If nothing seems to stand out through either profiling or checking reduction counts, it’s
possible some of your work ends up being done by NIFs, garbage collections, and so on.
These kinds of work may not always increment their reductions count correctly, so they
won’t show up with the previous methods, only through long run times.

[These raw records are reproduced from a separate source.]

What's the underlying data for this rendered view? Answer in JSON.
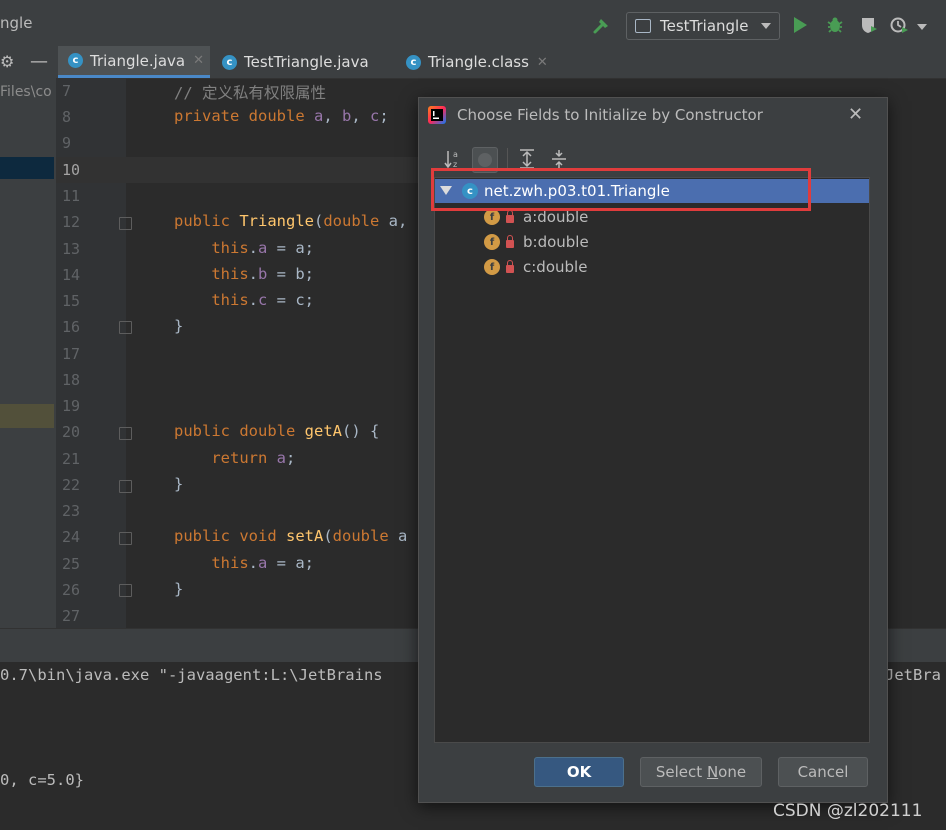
{
  "window": {
    "project_title": "ngle"
  },
  "toolbar": {
    "run_config": "TestTriangle",
    "icons": [
      "hammer-icon",
      "run-icon",
      "debug-icon",
      "coverage-icon",
      "profile-icon",
      "chevron-down-icon"
    ]
  },
  "tabs": [
    {
      "label": "Triangle.java",
      "active": true,
      "closable": true
    },
    {
      "label": "TestTriangle.java",
      "active": false,
      "closable": false
    },
    {
      "label": "Triangle.class",
      "active": false,
      "closable": true
    }
  ],
  "project_panel": {
    "path_fragment": "Files\\co"
  },
  "editor": {
    "line_numbers": [
      "7",
      "8",
      "9",
      "10",
      "11",
      "12",
      "13",
      "14",
      "15",
      "16",
      "17",
      "18",
      "19",
      "20",
      "21",
      "22",
      "23",
      "24",
      "25",
      "26",
      "27"
    ],
    "current_line": "10",
    "comment_text": "// 定义私有权限属性"
  },
  "run_output": {
    "line1": "0.7\\bin\\java.exe \"-javaagent:L:\\JetBrains",
    "line1_tail": "JetBra",
    "line2": "0, c=5.0}"
  },
  "dialog": {
    "title": "Choose Fields to Initialize by Constructor",
    "close_symbol": "✕",
    "root": {
      "label": "net.zwh.p03.t01.Triangle",
      "icon_letter": "c"
    },
    "fields": [
      {
        "label": "a:double",
        "icon_letter": "f"
      },
      {
        "label": "b:double",
        "icon_letter": "f"
      },
      {
        "label": "c:double",
        "icon_letter": "f"
      }
    ],
    "buttons": {
      "ok": "OK",
      "select_none_prefix": "Select ",
      "select_none_mnemonic": "N",
      "select_none_suffix": "one",
      "cancel": "Cancel"
    }
  },
  "colors": {
    "highlight": "#e03c3c",
    "selection": "#4b6eaf",
    "accent_tab": "#4a88c7"
  },
  "watermark": "CSDN @zl202111"
}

To find about such cases, the best way around is to use erlang:system_monitor/2, and
look for long_gc and long_schedule. The former will show whenever garbage collection ends up doing a lot of work (it takes time!), and the latter will likely catch issues with busy processes, either through NIFs or some other means, that end up making them hard to de-schedule. 8
We’ve seen how to set such a system monitor In Garbage Collection in 7.1.5, but here’s
a different pattern 9 I’ve used before to catch long-running items:
----------------------------------------------------------------
1> F = fun(F) ->
receive
{monitor, Pid, long_schedule, Info} ->
io:format("monitor=long_schedule pid=~p info=~p~n", [Pid, Info]);
{monitor, Pid, long_gc, Info} ->
io:format("monitor=long_gc pid=~p info=~p~n", [Pid, Info])
end,
F(F)
end.
2> Setup = fun(Delay) -> fun() ->
register(temp_sys_monitor, self()),
erlang:system_monitor(self(), [{long_schedule, Delay}, {long_gc, Delay}]),
F(F)
end end.
3> spawn_link(Setup(1000)).
<0.1293.0>
monitor=long_schedule pid=<0.54.0> info=[{timeout,1102},
{in,{some_module,some_function,3}},
{out,{some_module,some_function,3}}]
----------------------------------------------------------------
Be sure to set the long_schedule and long_gc values to large-ish values that might be reasonable to you. In this example, they’re set to 1000 milliseconds. You can either kill the monitor by calling exit(whereis(temp_sys_monitor), kill) (which will in turn kill the shell because it’s linked), or just disconnect from the node (which will kill the process because it’s linked to the shell.)
This kind of code and monitoring can be moved to its own module where it reports to a long-term logging storage, and can be used as a canary for performance degradation or overload detection.